Pelosi, when asked on Tuesday for her reaction to Manchin’s call for a pause, said “Well, obviously I don’t agree.”
“I’m pretty excited about where we are. Everybody’s working very hard, the committees are doing their work. We’re on a good timetable, and I feel very exhilarated by it,” she added.
Pelosi this AM in Capitol: “Obviously, I don’t agree” when I asked her about Manchin’s call to take a “strategic pause” on $3.5T bill. She also said: “why?” when asked about lowering price tag. Asked about Manchin and Sinema: “Well you have to go talk to the Senate about that” pic.twitter.com/XnH7d8TLB5
— Manu Raju (@mkraju) September 7, 2021
Manchin, during remarks last week at a West Virginia Chamber of Commerce event, pointed to “runaway inflation,” the COVID-19 delta variant and a messy withdrawal from Afghanistan as reasons why his colleagues should “hit the pause button” on pushing through their multitrillion-dollar spending package.
“If the country is facing what we’re facing now … I would ask my colleagues and all of the Senate to hit the pause button on the $3.5 [trillion],” Manchin said.
“Let’s sit back. Let’s see what happens. We have so much on our plate. We really have an awful lot. I think that would be the prudent, wise thing to do,” he added.
Democrats are looking to approve the $3.5 trillion spending package through reconciliation, which will allow the Senate to bypass a Republican filibuster and pass the legislation with a simple majority. The legislation is expected to include key party priorities, including expanding Medicaid, combating climate change and addressing immigration reform.
Some Democrats, however — including Manchin — have taken issue with the size of the bill, contending that it carries too large of a price tag.

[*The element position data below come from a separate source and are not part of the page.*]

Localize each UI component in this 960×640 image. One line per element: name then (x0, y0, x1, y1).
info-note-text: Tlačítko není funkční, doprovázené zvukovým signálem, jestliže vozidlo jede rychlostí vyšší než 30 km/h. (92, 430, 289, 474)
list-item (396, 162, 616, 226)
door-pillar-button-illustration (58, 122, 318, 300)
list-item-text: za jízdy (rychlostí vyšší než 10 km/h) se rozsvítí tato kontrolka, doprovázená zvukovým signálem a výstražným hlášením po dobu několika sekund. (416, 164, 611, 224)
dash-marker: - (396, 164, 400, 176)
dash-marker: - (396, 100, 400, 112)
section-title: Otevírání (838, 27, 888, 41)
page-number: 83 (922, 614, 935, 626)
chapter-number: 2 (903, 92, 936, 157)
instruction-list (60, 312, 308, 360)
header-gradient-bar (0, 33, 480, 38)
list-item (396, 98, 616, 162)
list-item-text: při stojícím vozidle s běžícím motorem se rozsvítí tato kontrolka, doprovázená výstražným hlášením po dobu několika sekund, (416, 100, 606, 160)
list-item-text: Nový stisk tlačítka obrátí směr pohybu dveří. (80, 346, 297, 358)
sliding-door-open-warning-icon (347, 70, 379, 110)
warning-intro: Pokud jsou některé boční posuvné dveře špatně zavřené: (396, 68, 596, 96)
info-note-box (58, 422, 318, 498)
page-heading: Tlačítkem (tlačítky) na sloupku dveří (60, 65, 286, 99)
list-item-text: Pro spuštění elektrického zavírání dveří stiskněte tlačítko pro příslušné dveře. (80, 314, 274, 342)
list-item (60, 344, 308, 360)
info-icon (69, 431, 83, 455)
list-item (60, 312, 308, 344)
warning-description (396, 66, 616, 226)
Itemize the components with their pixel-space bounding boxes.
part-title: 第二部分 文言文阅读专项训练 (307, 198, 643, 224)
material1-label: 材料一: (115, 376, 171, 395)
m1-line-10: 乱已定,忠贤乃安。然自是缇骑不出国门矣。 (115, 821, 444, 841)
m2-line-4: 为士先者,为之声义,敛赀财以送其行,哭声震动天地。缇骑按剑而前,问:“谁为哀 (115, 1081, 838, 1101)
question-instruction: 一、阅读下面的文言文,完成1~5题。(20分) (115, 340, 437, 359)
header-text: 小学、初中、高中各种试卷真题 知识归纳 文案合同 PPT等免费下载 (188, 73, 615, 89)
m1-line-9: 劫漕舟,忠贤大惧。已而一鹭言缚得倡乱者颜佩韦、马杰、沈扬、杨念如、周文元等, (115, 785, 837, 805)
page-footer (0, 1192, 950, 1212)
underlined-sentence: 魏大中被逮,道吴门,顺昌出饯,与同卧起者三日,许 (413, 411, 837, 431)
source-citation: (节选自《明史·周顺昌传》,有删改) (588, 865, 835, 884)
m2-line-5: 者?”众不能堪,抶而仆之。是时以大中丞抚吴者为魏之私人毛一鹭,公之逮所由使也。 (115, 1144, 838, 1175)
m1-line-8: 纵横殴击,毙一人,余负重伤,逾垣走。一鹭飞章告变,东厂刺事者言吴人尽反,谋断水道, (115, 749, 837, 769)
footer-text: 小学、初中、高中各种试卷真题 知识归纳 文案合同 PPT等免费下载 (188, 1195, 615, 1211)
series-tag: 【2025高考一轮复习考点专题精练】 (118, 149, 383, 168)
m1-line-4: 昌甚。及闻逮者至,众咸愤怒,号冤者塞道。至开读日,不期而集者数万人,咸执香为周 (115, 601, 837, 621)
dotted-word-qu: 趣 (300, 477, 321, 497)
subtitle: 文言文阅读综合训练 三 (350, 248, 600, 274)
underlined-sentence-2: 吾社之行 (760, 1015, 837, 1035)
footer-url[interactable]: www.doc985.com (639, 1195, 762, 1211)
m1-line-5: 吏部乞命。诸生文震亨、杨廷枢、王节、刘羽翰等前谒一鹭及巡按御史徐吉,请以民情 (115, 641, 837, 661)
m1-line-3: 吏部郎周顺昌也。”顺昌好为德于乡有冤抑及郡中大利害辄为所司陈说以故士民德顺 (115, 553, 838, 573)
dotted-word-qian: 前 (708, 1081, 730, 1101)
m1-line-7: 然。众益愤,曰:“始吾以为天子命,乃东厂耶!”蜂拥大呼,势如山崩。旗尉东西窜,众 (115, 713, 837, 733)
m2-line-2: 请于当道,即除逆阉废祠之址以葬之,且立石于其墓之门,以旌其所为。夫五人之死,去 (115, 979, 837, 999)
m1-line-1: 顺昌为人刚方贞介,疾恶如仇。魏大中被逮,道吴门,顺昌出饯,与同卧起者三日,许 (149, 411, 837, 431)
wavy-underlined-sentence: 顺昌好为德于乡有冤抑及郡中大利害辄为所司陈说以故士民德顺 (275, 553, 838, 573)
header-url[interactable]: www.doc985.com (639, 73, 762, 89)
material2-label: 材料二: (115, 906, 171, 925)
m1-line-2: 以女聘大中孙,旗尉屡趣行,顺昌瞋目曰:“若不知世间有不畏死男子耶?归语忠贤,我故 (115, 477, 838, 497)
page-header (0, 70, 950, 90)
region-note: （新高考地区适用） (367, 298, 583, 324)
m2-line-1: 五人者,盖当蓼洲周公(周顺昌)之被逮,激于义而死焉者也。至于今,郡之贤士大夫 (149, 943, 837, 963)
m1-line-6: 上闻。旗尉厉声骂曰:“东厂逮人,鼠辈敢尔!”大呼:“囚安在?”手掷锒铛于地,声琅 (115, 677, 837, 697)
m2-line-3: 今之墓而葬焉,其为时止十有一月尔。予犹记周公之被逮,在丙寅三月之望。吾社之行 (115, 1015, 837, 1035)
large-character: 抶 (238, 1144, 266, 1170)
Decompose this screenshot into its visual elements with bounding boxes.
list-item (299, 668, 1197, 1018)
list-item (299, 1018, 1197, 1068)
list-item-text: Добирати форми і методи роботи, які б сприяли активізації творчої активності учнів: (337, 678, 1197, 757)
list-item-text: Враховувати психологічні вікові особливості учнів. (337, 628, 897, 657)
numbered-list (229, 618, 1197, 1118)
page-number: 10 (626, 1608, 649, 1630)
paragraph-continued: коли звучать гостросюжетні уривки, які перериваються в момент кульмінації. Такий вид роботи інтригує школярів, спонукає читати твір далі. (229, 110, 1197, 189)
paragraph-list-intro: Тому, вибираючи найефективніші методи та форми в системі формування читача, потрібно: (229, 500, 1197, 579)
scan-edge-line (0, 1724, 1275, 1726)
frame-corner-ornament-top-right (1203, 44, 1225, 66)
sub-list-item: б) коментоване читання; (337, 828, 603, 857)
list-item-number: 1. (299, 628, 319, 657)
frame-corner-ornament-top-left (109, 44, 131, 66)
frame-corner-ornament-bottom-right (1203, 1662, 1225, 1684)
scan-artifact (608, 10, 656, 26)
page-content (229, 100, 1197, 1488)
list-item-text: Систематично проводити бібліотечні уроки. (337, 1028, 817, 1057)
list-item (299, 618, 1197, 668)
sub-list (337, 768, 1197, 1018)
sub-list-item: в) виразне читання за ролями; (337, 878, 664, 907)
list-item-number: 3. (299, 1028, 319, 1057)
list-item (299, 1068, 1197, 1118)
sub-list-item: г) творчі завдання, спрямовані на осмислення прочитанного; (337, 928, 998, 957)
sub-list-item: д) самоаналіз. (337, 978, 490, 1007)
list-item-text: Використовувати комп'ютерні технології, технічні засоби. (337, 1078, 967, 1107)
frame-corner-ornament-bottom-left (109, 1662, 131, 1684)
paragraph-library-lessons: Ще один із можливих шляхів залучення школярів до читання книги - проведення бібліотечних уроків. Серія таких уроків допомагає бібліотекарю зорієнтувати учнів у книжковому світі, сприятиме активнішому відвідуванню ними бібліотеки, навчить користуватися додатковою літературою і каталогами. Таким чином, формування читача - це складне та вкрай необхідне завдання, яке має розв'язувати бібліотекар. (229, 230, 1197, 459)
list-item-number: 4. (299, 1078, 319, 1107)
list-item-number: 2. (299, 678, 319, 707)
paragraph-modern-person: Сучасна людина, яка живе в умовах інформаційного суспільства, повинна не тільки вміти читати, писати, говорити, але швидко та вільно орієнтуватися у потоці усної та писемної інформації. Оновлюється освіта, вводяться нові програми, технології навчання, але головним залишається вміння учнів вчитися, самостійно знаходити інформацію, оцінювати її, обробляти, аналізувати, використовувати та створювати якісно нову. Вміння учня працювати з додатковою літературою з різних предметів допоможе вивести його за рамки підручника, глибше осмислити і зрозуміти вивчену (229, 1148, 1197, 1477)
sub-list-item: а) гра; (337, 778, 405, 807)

When asked how high of a price tag she will be able to put on the package considering the opposition from Manchin and Sen. Kyrsten Sinema (D-Ariz.), Pelosi stuck by the $3.5 trillion figure and told CNN’s Manu Raju, “Well, you have to go talk to the Senate about that.”
“But we’re gonna pay for as much of it as possible. It’ll have far less impact on the national debt than the Republican 2017 tax scam,” she added, referring to the tax cuts Republicans passed in 2017.
Leadership is hoping to pass the reconciliation package and the bipartisan infrastructure bill — which the Senate approved last month — together, but some Democrats are now muddying those plans, threatening to tank the larger package if the bipartisan bill is not first passed.
When asked if she still expects the bipartisan infrastructure deal to be introduced on the House floor on Sept. 27 even if the reconciliation package does not pass, Pelosi said “that’s the plan.”
Senate Budget Committee Chairman Bernie Sanders (I-Vt.) also weighed in on Manchin’s call for a “pause” in negotiations for the reconciliation package, telling The New York Times in an interview over the weekend “You can’t slow it down.”